In recent years, blogs and law journal articles have increasingly focused on the issue of sexual and gender-based violence (“SGBV”) committed against men and boys during conflict. In earlier years, this issue received much less attention and judicial scrutiny in international criminal tribunals. Yesterday’s judgment in the Ntaganda case (“Ntaganda judgment”, “the Judgment”) contains evidence that SGBV committed against men and boys is receiving increased attention at the International Criminal Court. In the judgment, Trial Chamber VI (“TC”) explicitly describes some acts of SGBV committed against men and boys and labels them as “rape”, the severest criminal label that can be affixed to sexual crimes, which shows that progress has been made on this issue. The issue of gender was covered more broadly here in yesterday’s excellent blog post.
- Recap – the ICC’s Policy Paper on Sexual and Gender-Based Crimes
The June 2014 Policy Paper on Sexual and Gender-Based Crimes (“Policy Paper”) defines gender-based crimes as “those committed against persons, whether male or female, because of their sex and/or socially constructed gender roles. Gender-based crimes are not always manifested as a form of sexual violence. They may include non-sexual attacks on women and girls, and men and boys, because of their gender.” (Policy Paper, p. 3, also see p. 4) The definition’s syntax leaves something unclear: whether gender-based crimes against women and girls are farther up in the hierarchy than those committed against men and boys. The lack of clarity derives from the following phrasing: “women and girls, and men and boys, because of their gender.” Perhaps rephrasing in order to give the impression of full inclusivity would be beneficial.
- The Ntaganda Judgment
The Ntaganda Judgment’s explicit description of acts of SGBV committed against men and boys is a positive indicator that ICC practice is increasing its focus to include acts committed against men and boys.
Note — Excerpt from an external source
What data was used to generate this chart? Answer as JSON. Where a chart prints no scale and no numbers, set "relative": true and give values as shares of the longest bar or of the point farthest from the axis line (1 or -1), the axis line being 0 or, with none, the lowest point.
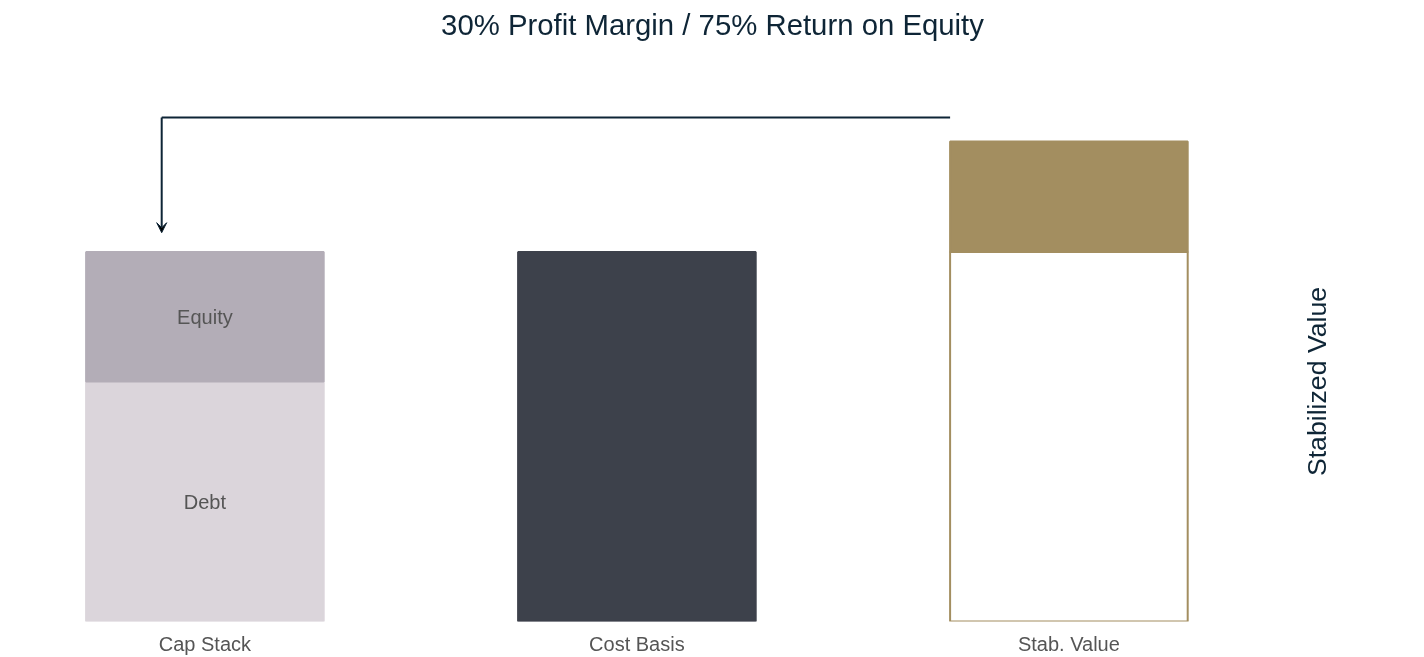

The Judgment includes witness testimony describing such acts. A witness recalled: “UPC/FPLC soldiers anally penetrate men with their penises or by using ‘bits of wood’. Following the rapes, the men ‘suffered a great deal’ and then they died.” (para. 623) Explicit description of SGBV acts committed against men and boys is not only important for holding alleged perpetrators publicly accountable, but hopefully a consequence of shifting the discussion to including men and boys will be to reduce (and eventually to eliminate) the stigma attached to sexual victimization. For example, in the Bemba Trial Judgment, witness P23 described himself as a “‘dead man’” after three perpetrators “penetrat[ed] his anus with their penises.” (para. 494)
Of note is the Trial Judgment’s language in describing sexual violence. In the same paragraph in which a witness described seeing soldiers anally penetrate men, the Trial Judgment describes the witness’ recollection of “s[eeing] other women being raped inside and outside the house, including with sticks.” (para. 623) However, in its description of sexual acts committed by soldiers against men, the Trial Judgment does not use the word “rape” in the same sentence as “anally penetrate”, though it then states that “Following the rapes, the men ‘suffered a great deal’ and then they died.” (para. 623) Later in the judgment, it states: “in Kobu, UPC/FPLC soldiers raped detained women and girls; and also anally penetrated men with their penises or by using ‘bits of wood’’. (para. 940) It is inexplicable why anal penetration – whether committed with a penis or a ‘bit of wood’ – is not described as rape. Furthermore, noting the structure of this section of the Judgment, this finding comes under the sub-heading “Rape as a crime against humanity and as a war crime (Counts 4 and 5)”, and it is firmly situated between several statements describing acts of rape against women. (see also paras. 873, 942)
However, despite the use of language described, the Trial Chamber did find that these acts satisfied the material elements regarding rape as a crime against humanity and as a war crime. (paras. 941-948) This is important, as it affirms that the acts of SGBV constitute acts of rape and should not be categorized as falling under labels of lesser severity. Recalling Tadić, in which horrifying acts of SGBV were described, continuing to hold individuals responsible for acts of sexual violence, and using the strongest language in cases of the most shocking acts of depravity and criminality, is of the highest priority.
It appears that there is some progress being made at the international level in confronting sexual violations of the bodily integrity of victims, a group comprised of women and girls and men and boys. Though there is still not enough focus on and analysis of crimes committed against men and boys, the Ntaganda judgment makes some incremental improvement in addressing these acts, and it is important for international justice to continue to make inroads in this direction.